General Tips for Care
Be sure to research how your piercing needs to be properly cared for before scheduling an appointment for a new ear accessory. Taking care of your piercing will keep it looking #instagood rather than infected. It is not a good idea to twist, turn, rotate, or sleep on any of your piercings, since this increases your risk of infection or irritation, and prolongs the healing process. You should avoid sleeping on them and clean them with saline one to two times per day. For six to eight weeks after getting pierced, you will want to stay away from water (baths, pools, hot tubs, etc.). Additionally, stay away from harsh chemicals such as soap, peroxide, bactine, rubbing alcohol, and Neosporin.
Ear Piercing FAQs
Which is the most painful ear piercing?
It’s important to remember that pain is subjective, so what your friend might describe as a 10 might be more like a five to you. As a result, the snug was the piercing that came up most when ranking pain. The snug, despite its unassuming name, has a healing time of up to a year and can cause swelling and irritation. Please scroll ahead for more information if you still wish to proceed with a snug piercing.

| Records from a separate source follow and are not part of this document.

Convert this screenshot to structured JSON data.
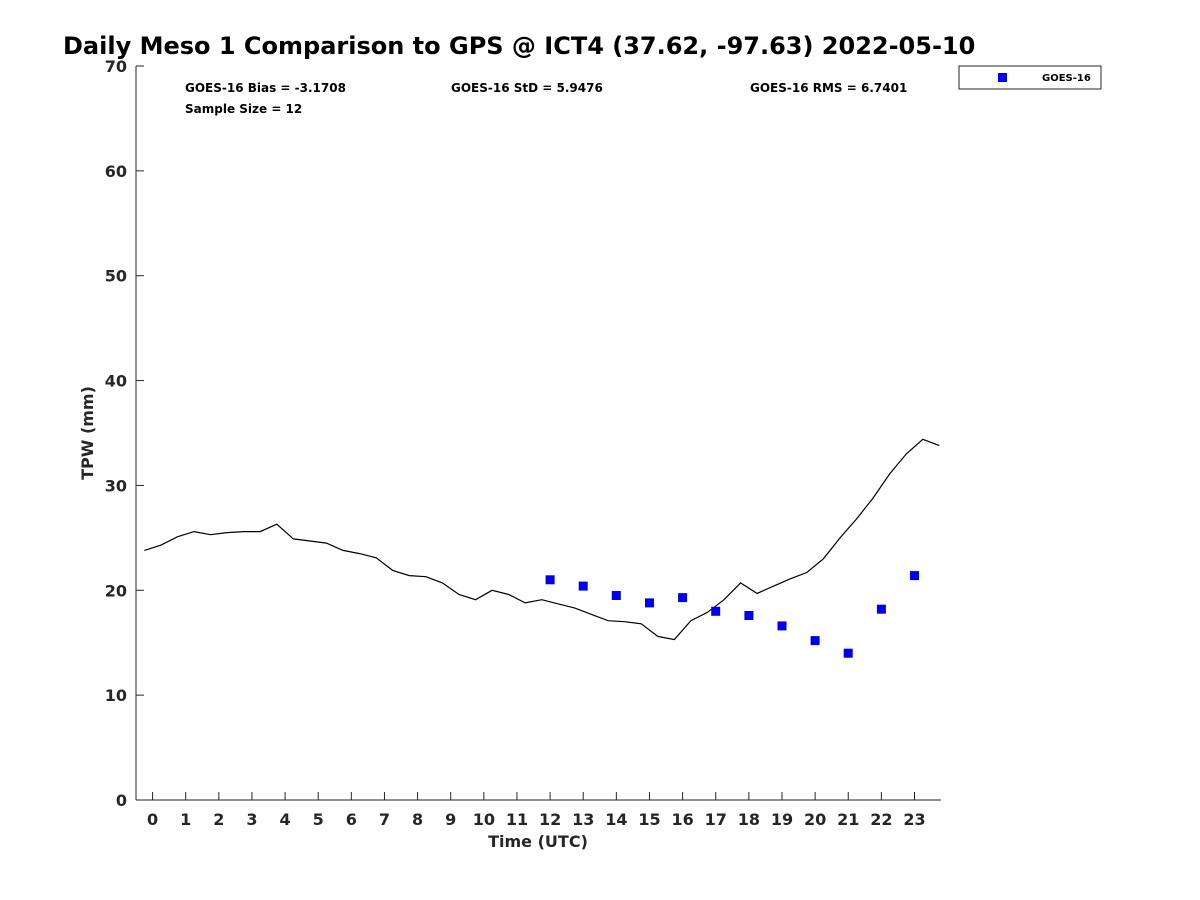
{
  "colors": {
    "marker": "#0000ee",
    "line": "#000000",
    "axis": "#262626"
  },
  "chart_data": {
    "type": "line",
    "title": "Daily Meso 1 Comparison to GPS @ ICT4 (37.62, -97.63) 2022-05-10",
    "xlabel": "Time (UTC)",
    "ylabel": "TPW (mm)",
    "xlim": [
      -0.5,
      23.8
    ],
    "ylim": [
      0,
      70
    ],
    "x_ticks": [
      0,
      1,
      2,
      3,
      4,
      5,
      6,
      7,
      8,
      9,
      10,
      11,
      12,
      13,
      14,
      15,
      16,
      17,
      18,
      19,
      20,
      21,
      22,
      23
    ],
    "y_ticks": [
      0,
      10,
      20,
      30,
      40,
      50,
      60,
      70
    ],
    "grid": false,
    "legend_position": "top-right-outside",
    "stats": {
      "bias": "GOES-16 Bias = -3.1708",
      "std": "GOES-16 StD = 5.9476",
      "rms": "GOES-16 RMS = 6.7401",
      "sample": "Sample Size = 12"
    },
    "series": [
      {
        "kind": "line",
        "x": [
          -0.25,
          0.25,
          0.75,
          1.25,
          1.75,
          2.25,
          2.75,
          3.25,
          3.75,
          4.25,
          4.75,
          5.25,
          5.75,
          6.25,
          6.75,
          7.25,
          7.75,
          8.25,
          8.75,
          9.25,
          9.75,
          10.25,
          10.75,
          11.25,
          11.75,
          12.25,
          12.75,
          13.25,
          13.75,
          14.25,
          14.75,
          15.25,
          15.75,
          16.25,
          16.75,
          17.25,
          17.75,
          18.25,
          18.75,
          19.25,
          19.75,
          20.25,
          20.75,
          21.25,
          21.75,
          22.25,
          22.75,
          23.25,
          23.75
        ],
        "values": [
          23.8,
          24.3,
          25.1,
          25.6,
          25.3,
          25.5,
          25.6,
          25.6,
          26.3,
          24.9,
          24.7,
          24.5,
          23.8,
          23.5,
          23.1,
          21.9,
          21.4,
          21.3,
          20.7,
          19.6,
          19.1,
          20.0,
          19.6,
          18.8,
          19.1,
          18.7,
          18.3,
          17.7,
          17.1,
          17.0,
          16.8,
          15.6,
          15.3,
          17.1,
          17.9,
          19.1,
          20.7,
          19.7,
          20.4,
          21.1,
          21.7,
          23.0,
          25.0,
          26.8,
          28.8,
          31.1,
          33.0,
          34.4,
          33.8
        ]
      },
      {
        "name": "GOES-16",
        "kind": "scatter",
        "x": [
          12,
          13,
          14,
          15,
          16,
          17,
          18,
          19,
          20,
          21,
          22,
          23
        ],
        "values": [
          21.0,
          20.4,
          19.5,
          18.8,
          19.3,
          18.0,
          17.6,
          16.6,
          15.2,
          14.0,
          18.2,
          21.4
        ]
      }
    ]
  }
}
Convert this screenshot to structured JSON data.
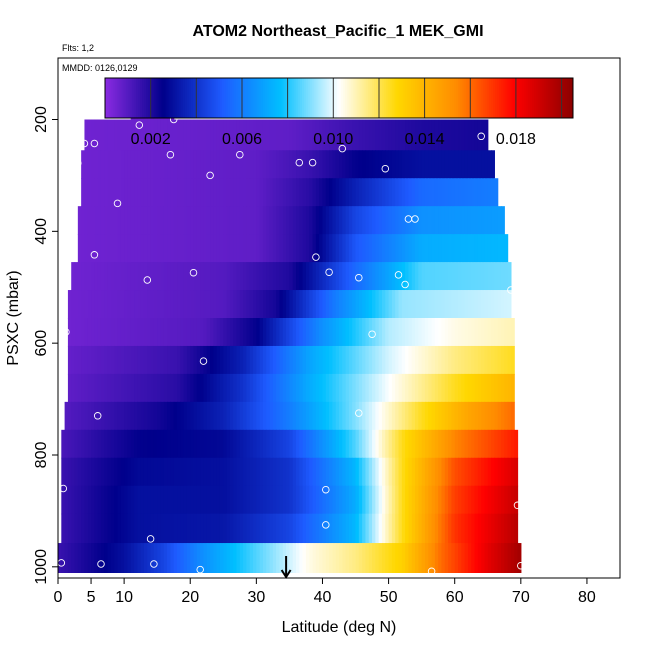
{
  "chart_data": {
    "type": "heatmap",
    "title": "ATOM2 Northeast_Pacific_1 MEK_GMI",
    "subtitle_lines": [
      "Flts: 1,2",
      "MMDD: 0126,0129"
    ],
    "xlabel": "Latitude (deg N)",
    "ylabel": "PSXC (mbar)",
    "xlim": [
      0,
      85
    ],
    "ylim": [
      1020,
      90
    ],
    "x_ticks": [
      0,
      5,
      10,
      20,
      30,
      40,
      50,
      60,
      70,
      80
    ],
    "y_ticks": [
      200,
      400,
      600,
      800,
      1000
    ],
    "colorbar": {
      "range": [
        0,
        0.0205
      ],
      "ticks": [
        "0.002",
        "0.006",
        "0.010",
        "0.014",
        "0.018"
      ],
      "tick_values": [
        0.002,
        0.006,
        0.01,
        0.014,
        0.018
      ],
      "breaks": [
        0.002,
        0.004,
        0.006,
        0.008,
        0.01,
        0.012,
        0.014,
        0.016,
        0.018,
        0.02
      ],
      "colors": [
        "#8a2be2",
        "#00008b",
        "#1e5bff",
        "#00bfff",
        "#ffffff",
        "#ffd700",
        "#ff8c00",
        "#ff0000",
        "#8b0000"
      ]
    },
    "marker": {
      "x": 34.5,
      "label": "arrow"
    },
    "rows": [
      {
        "p": 170,
        "x0": 11.0,
        "x1": 17.5,
        "grad": [
          [
            11,
            0.0005
          ],
          [
            17.5,
            0.0005
          ]
        ]
      },
      {
        "p": 230,
        "x0": 4.0,
        "x1": 65.0,
        "grad": [
          [
            4,
            0.0005
          ],
          [
            35,
            0.0008
          ],
          [
            45,
            0.0015
          ],
          [
            55,
            0.002
          ],
          [
            65,
            0.0022
          ]
        ]
      },
      {
        "p": 280,
        "x0": 3.5,
        "x1": 66.0,
        "grad": [
          [
            3.5,
            0.0005
          ],
          [
            30,
            0.0008
          ],
          [
            38,
            0.0015
          ],
          [
            45,
            0.0025
          ],
          [
            55,
            0.003
          ],
          [
            66,
            0.003
          ]
        ]
      },
      {
        "p": 330,
        "x0": 3.5,
        "x1": 66.5,
        "grad": [
          [
            3.5,
            0.0005
          ],
          [
            30,
            0.0008
          ],
          [
            38,
            0.0018
          ],
          [
            45,
            0.0035
          ],
          [
            55,
            0.0055
          ],
          [
            66.5,
            0.006
          ]
        ]
      },
      {
        "p": 380,
        "x0": 3.0,
        "x1": 67.5,
        "grad": [
          [
            3,
            0.0005
          ],
          [
            30,
            0.0008
          ],
          [
            38,
            0.002
          ],
          [
            45,
            0.0045
          ],
          [
            55,
            0.0065
          ],
          [
            67.5,
            0.0068
          ]
        ]
      },
      {
        "p": 430,
        "x0": 3.0,
        "x1": 68.0,
        "grad": [
          [
            3,
            0.0005
          ],
          [
            30,
            0.0008
          ],
          [
            38,
            0.002
          ],
          [
            45,
            0.005
          ],
          [
            55,
            0.0072
          ],
          [
            68,
            0.0075
          ]
        ]
      },
      {
        "p": 480,
        "x0": 2.0,
        "x1": 68.5,
        "grad": [
          [
            2,
            0.0005
          ],
          [
            25,
            0.001
          ],
          [
            35,
            0.002
          ],
          [
            45,
            0.0055
          ],
          [
            55,
            0.0085
          ],
          [
            68.5,
            0.0088
          ]
        ]
      },
      {
        "p": 530,
        "x0": 1.5,
        "x1": 68.5,
        "grad": [
          [
            1.5,
            0.0005
          ],
          [
            25,
            0.001
          ],
          [
            33,
            0.0022
          ],
          [
            42,
            0.006
          ],
          [
            52,
            0.0092
          ],
          [
            68.5,
            0.0098
          ]
        ]
      },
      {
        "p": 580,
        "x0": 1.5,
        "x1": 69.0,
        "grad": [
          [
            1.5,
            0.0005
          ],
          [
            22,
            0.001
          ],
          [
            30,
            0.0025
          ],
          [
            40,
            0.0065
          ],
          [
            50,
            0.0095
          ],
          [
            60,
            0.0105
          ],
          [
            69,
            0.011
          ]
        ]
      },
      {
        "p": 630,
        "x0": 1.5,
        "x1": 69.0,
        "grad": [
          [
            1.5,
            0.0007
          ],
          [
            18,
            0.0015
          ],
          [
            28,
            0.0035
          ],
          [
            38,
            0.007
          ],
          [
            50,
            0.0098
          ],
          [
            60,
            0.0115
          ],
          [
            69,
            0.0125
          ]
        ]
      },
      {
        "p": 680,
        "x0": 1.5,
        "x1": 69.0,
        "grad": [
          [
            1.5,
            0.0008
          ],
          [
            18,
            0.0018
          ],
          [
            28,
            0.004
          ],
          [
            38,
            0.0072
          ],
          [
            50,
            0.0102
          ],
          [
            60,
            0.0125
          ],
          [
            69,
            0.014
          ]
        ]
      },
      {
        "p": 730,
        "x0": 1.0,
        "x1": 69.0,
        "grad": [
          [
            1,
            0.001
          ],
          [
            15,
            0.0022
          ],
          [
            25,
            0.0035
          ],
          [
            35,
            0.006
          ],
          [
            45,
            0.009
          ],
          [
            55,
            0.0125
          ],
          [
            62,
            0.0145
          ],
          [
            69,
            0.016
          ]
        ]
      },
      {
        "p": 780,
        "x0": 0.5,
        "x1": 69.5,
        "grad": [
          [
            0.5,
            0.0012
          ],
          [
            12,
            0.0025
          ],
          [
            25,
            0.0028
          ],
          [
            35,
            0.0045
          ],
          [
            45,
            0.0085
          ],
          [
            52,
            0.0125
          ],
          [
            60,
            0.0155
          ],
          [
            69.5,
            0.0175
          ]
        ]
      },
      {
        "p": 830,
        "x0": 0.5,
        "x1": 69.5,
        "grad": [
          [
            0.5,
            0.0015
          ],
          [
            12,
            0.0028
          ],
          [
            25,
            0.003
          ],
          [
            35,
            0.004
          ],
          [
            45,
            0.0075
          ],
          [
            52,
            0.0125
          ],
          [
            60,
            0.0165
          ],
          [
            69.5,
            0.0188
          ]
        ]
      },
      {
        "p": 880,
        "x0": 0.5,
        "x1": 69.5,
        "grad": [
          [
            0.5,
            0.0015
          ],
          [
            12,
            0.003
          ],
          [
            25,
            0.003
          ],
          [
            35,
            0.004
          ],
          [
            45,
            0.0072
          ],
          [
            52,
            0.0125
          ],
          [
            60,
            0.0168
          ],
          [
            69.5,
            0.0192
          ]
        ]
      },
      {
        "p": 930,
        "x0": 0.5,
        "x1": 69.5,
        "grad": [
          [
            0.5,
            0.0015
          ],
          [
            12,
            0.003
          ],
          [
            25,
            0.0032
          ],
          [
            35,
            0.0045
          ],
          [
            45,
            0.0075
          ],
          [
            52,
            0.0125
          ],
          [
            60,
            0.017
          ],
          [
            69.5,
            0.0195
          ]
        ]
      },
      {
        "p": 985,
        "x0": 0.0,
        "x1": 70.0,
        "grad": [
          [
            0,
            0.0015
          ],
          [
            10,
            0.003
          ],
          [
            16,
            0.0045
          ],
          [
            22,
            0.0065
          ],
          [
            30,
            0.0085
          ],
          [
            38,
            0.0105
          ],
          [
            45,
            0.0115
          ],
          [
            52,
            0.013
          ],
          [
            58,
            0.016
          ],
          [
            65,
            0.0185
          ],
          [
            70,
            0.02
          ]
        ]
      }
    ],
    "points": [
      {
        "x": 12.3,
        "y": 210
      },
      {
        "x": 17.5,
        "y": 200
      },
      {
        "x": 4.0,
        "y": 243
      },
      {
        "x": 5.5,
        "y": 243
      },
      {
        "x": 3.0,
        "y": 278
      },
      {
        "x": 17.0,
        "y": 263
      },
      {
        "x": 27.5,
        "y": 263
      },
      {
        "x": 23.0,
        "y": 300
      },
      {
        "x": 36.5,
        "y": 277
      },
      {
        "x": 38.5,
        "y": 277
      },
      {
        "x": 43.0,
        "y": 252
      },
      {
        "x": 49.5,
        "y": 288
      },
      {
        "x": 64.0,
        "y": 230
      },
      {
        "x": 9.0,
        "y": 350
      },
      {
        "x": 53.0,
        "y": 378
      },
      {
        "x": 54.0,
        "y": 378
      },
      {
        "x": 5.5,
        "y": 442
      },
      {
        "x": 39.0,
        "y": 446
      },
      {
        "x": 41.0,
        "y": 473
      },
      {
        "x": 45.5,
        "y": 483
      },
      {
        "x": 51.5,
        "y": 478
      },
      {
        "x": 52.5,
        "y": 495
      },
      {
        "x": 1.0,
        "y": 484
      },
      {
        "x": 13.5,
        "y": 487
      },
      {
        "x": 20.5,
        "y": 474
      },
      {
        "x": 68.5,
        "y": 505
      },
      {
        "x": 1.2,
        "y": 580
      },
      {
        "x": 47.5,
        "y": 584
      },
      {
        "x": 22.0,
        "y": 632
      },
      {
        "x": 6.0,
        "y": 730
      },
      {
        "x": 45.5,
        "y": 725
      },
      {
        "x": 0.8,
        "y": 860
      },
      {
        "x": 40.5,
        "y": 862
      },
      {
        "x": 40.5,
        "y": 925
      },
      {
        "x": 69.5,
        "y": 890
      },
      {
        "x": 14.0,
        "y": 950
      },
      {
        "x": 0.5,
        "y": 993
      },
      {
        "x": 6.5,
        "y": 995
      },
      {
        "x": 14.5,
        "y": 995
      },
      {
        "x": 21.5,
        "y": 1005
      },
      {
        "x": 56.5,
        "y": 1008
      },
      {
        "x": 70.0,
        "y": 998
      }
    ]
  }
}
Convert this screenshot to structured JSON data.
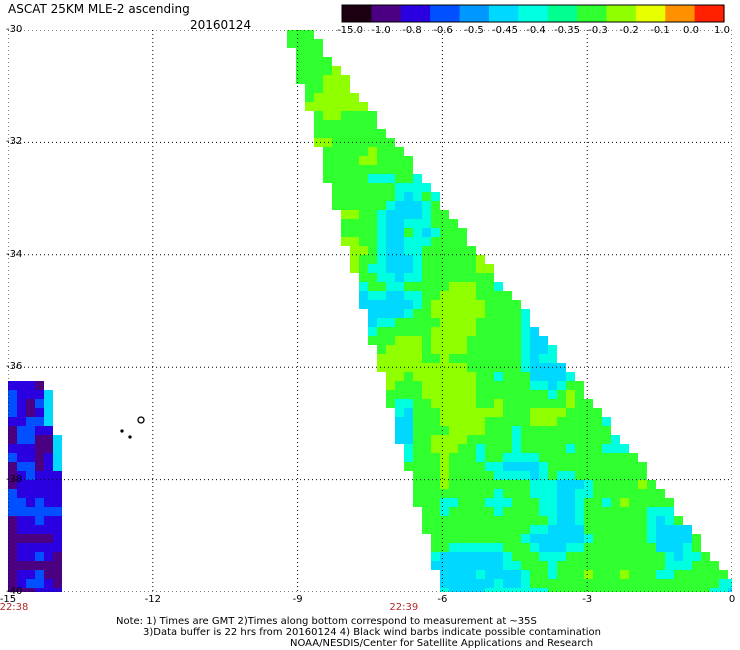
{
  "header": {
    "title": "ASCAT 25KM MLE-2 ascending",
    "date": "20160124"
  },
  "colorbar": {
    "labels": [
      "-15.0",
      "-1.0",
      "-0.8",
      "-0.6",
      "-0.5",
      "-0.45",
      "-0.4",
      "-0.35",
      "-0.3",
      "-0.2",
      "-0.1",
      "0.0",
      "1.0"
    ],
    "colors": [
      "#1a0010",
      "#4a0080",
      "#2a00e0",
      "#0050ff",
      "#0098ff",
      "#00d8ff",
      "#00ffe0",
      "#00ff90",
      "#30ff30",
      "#90ff00",
      "#e8ff00",
      "#ff9000",
      "#ff2000"
    ]
  },
  "axes": {
    "lat_ticks": [
      "-30",
      "-32",
      "-34",
      "-36",
      "-38",
      "-40"
    ],
    "lon_ticks": [
      "-15",
      "-12",
      "-9",
      "-6",
      "-3",
      "0"
    ],
    "lat_range": [
      -40,
      -30
    ],
    "lon_range": [
      -15,
      0
    ],
    "time_labels": [
      {
        "text": "22:38",
        "lon": -15
      },
      {
        "text": "22:39",
        "lon": -6.8
      }
    ]
  },
  "notes": {
    "line1": "Note: 1) Times are GMT 2)Times along bottom correspond to measurement at ~35S",
    "line2": "3)Data buffer is 22 hrs from 20160124 4) Black wind barbs indicate possible contamination",
    "line3": "NOAA/NESDIS/Center for Satellite Applications and Research"
  }
}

Which piercing is the prettiest?
One of the most popular piercings is the conch. Obviously, this is subjective, so take it with a grain of salt. Because of its prime location, the conch sits right in the middle of the ear lobe, making it easy to customize for any ear. If you want, you can adorn the conch with a simple stud or a statement hoop or cuff, which is a common choice.
Which is the most unusual ear piercing?
The rook piercing is a lesser-known or uncommon choice that sits along with the inner ear, usually in the uppermost ridge. A rook is usually held by a curved bar or a simple ring, and is favored for adding an unexpected, yet understated effect to an ear.
Is there a piercing that relieves anxiety?
Over the past few years, there has been an increase in interest in piercings for helping with anxiety. It is the Daith piercing that occurs most often, as it passes through the inner cartilage fold of the ear (where one of the main pressure points in the ear is located). Acupuncturists target specific pressure points in the ear to alleviate everything from stress to migraines, to yes, anxiety.
According to anecdotes, daith piercings may help migraine and anxiety sufferers (although no scientific studies have confirmed this as of this writing). Having said that, we should not underestimate the placebo effect either.